A defendant must raise all grounds of relief in his original supplemental or amended motion for postconviction relief. Id. at 181. If a defendant's grounds for relief have been finally adjudicated, waived, or not raised in a prior postconviction motion, they may not become the basis for a new postconviction motion, unless there is a sufficient reason for the defendant's failure to allege or adequately raise the issue in the original motion. Id. at 181-82. Further, in State v. Tillman , this court held that "when a defendant's postconviction issues have been addressed by the no merit procedure under WIS. STAT. RULE 809.32, the defendant may not thereafter again raise those issues or other issues that could have been raised in the previous motion, absent the defendant demonstrating that a sufficient reason for failing to raise those issues previously." Tillman , 2005 WI App 71, ¶ 19, 281 Wis. 2d 157, 696 N.W.2d 574 (citation omitted).
¶ 7 In his direct appeal to this court, Turner alleged that he received ineffective assistance of trial counsel, and that his plea was not knowingly, intelligently, and voluntarily entered, at least in part because he said that he did not understand the elements of the crime, and he never actually entered a guilty plea. We rejected these arguments and concluded that his plea was proper. We also rejected his claim that his trial counsel was ineffective.
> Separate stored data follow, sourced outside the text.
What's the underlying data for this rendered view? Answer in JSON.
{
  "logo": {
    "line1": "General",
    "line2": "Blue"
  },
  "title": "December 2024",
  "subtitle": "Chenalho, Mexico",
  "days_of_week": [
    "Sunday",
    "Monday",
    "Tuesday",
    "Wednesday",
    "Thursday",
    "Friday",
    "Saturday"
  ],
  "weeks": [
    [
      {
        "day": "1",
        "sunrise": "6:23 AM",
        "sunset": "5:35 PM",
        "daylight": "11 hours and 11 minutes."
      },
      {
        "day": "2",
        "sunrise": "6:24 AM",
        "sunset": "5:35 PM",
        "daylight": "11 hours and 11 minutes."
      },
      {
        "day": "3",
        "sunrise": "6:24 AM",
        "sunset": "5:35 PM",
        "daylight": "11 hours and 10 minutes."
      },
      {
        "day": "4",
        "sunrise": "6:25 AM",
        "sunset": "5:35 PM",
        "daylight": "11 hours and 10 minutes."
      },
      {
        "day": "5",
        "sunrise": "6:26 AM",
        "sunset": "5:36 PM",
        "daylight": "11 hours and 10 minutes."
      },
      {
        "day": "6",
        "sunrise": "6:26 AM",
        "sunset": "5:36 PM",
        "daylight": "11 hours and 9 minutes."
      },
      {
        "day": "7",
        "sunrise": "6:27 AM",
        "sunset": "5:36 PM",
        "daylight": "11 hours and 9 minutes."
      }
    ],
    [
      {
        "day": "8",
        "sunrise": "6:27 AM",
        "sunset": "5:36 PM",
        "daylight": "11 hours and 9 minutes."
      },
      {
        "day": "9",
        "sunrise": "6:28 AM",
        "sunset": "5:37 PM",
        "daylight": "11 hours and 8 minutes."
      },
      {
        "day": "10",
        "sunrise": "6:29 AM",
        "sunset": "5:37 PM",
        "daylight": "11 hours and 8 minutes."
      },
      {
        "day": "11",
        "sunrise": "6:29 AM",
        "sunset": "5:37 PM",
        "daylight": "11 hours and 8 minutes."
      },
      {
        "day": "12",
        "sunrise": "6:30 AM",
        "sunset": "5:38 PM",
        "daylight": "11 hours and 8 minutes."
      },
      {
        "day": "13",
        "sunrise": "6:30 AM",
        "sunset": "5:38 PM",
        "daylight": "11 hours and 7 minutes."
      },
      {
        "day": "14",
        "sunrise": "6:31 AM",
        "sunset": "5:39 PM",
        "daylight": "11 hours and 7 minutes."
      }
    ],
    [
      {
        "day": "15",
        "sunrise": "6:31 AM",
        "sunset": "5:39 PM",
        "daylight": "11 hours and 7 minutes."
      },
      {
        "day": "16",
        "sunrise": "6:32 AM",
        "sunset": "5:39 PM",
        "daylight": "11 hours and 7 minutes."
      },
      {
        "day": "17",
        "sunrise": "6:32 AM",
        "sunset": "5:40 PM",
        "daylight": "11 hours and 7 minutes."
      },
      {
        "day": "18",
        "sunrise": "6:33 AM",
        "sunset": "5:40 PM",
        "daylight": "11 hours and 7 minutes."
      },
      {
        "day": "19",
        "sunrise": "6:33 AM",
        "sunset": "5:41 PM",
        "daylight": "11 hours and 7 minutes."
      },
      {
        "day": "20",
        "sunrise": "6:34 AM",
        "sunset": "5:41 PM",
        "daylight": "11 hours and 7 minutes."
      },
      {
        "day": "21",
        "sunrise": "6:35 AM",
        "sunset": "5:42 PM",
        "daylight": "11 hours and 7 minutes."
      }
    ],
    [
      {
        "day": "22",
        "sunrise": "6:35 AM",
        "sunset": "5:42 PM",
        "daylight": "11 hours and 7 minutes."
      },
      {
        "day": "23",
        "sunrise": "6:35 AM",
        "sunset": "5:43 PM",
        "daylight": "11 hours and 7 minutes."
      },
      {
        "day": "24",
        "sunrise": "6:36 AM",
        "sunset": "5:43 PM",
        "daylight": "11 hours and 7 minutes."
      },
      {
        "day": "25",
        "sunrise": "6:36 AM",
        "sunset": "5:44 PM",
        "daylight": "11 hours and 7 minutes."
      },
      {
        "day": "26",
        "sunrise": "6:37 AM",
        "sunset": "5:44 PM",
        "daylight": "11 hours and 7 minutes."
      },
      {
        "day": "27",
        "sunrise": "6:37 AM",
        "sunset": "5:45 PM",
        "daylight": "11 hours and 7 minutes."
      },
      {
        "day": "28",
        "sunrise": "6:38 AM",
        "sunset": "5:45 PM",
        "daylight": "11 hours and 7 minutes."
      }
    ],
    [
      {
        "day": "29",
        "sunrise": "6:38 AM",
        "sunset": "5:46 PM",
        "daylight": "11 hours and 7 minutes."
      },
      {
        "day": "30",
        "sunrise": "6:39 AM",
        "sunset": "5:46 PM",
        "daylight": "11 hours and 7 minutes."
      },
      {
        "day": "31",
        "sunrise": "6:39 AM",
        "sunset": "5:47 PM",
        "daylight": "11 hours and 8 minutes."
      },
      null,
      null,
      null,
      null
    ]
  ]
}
If Turner is asserting new reasons why his trial counsel was ineffective, he has not offered any reason why he did not raise these grounds in his previous appeal. We conclude that the issues Turner raises here have been raised and decided in his previous appeal, or, to the extent that he is raising new claims, they are barred by Escalona-Naranjo . We affirm.
By the Court. — Order affirmed.
This opinion will not be published. See WIS. STAT. RULE 809.23(1)(b)5. (2005-06).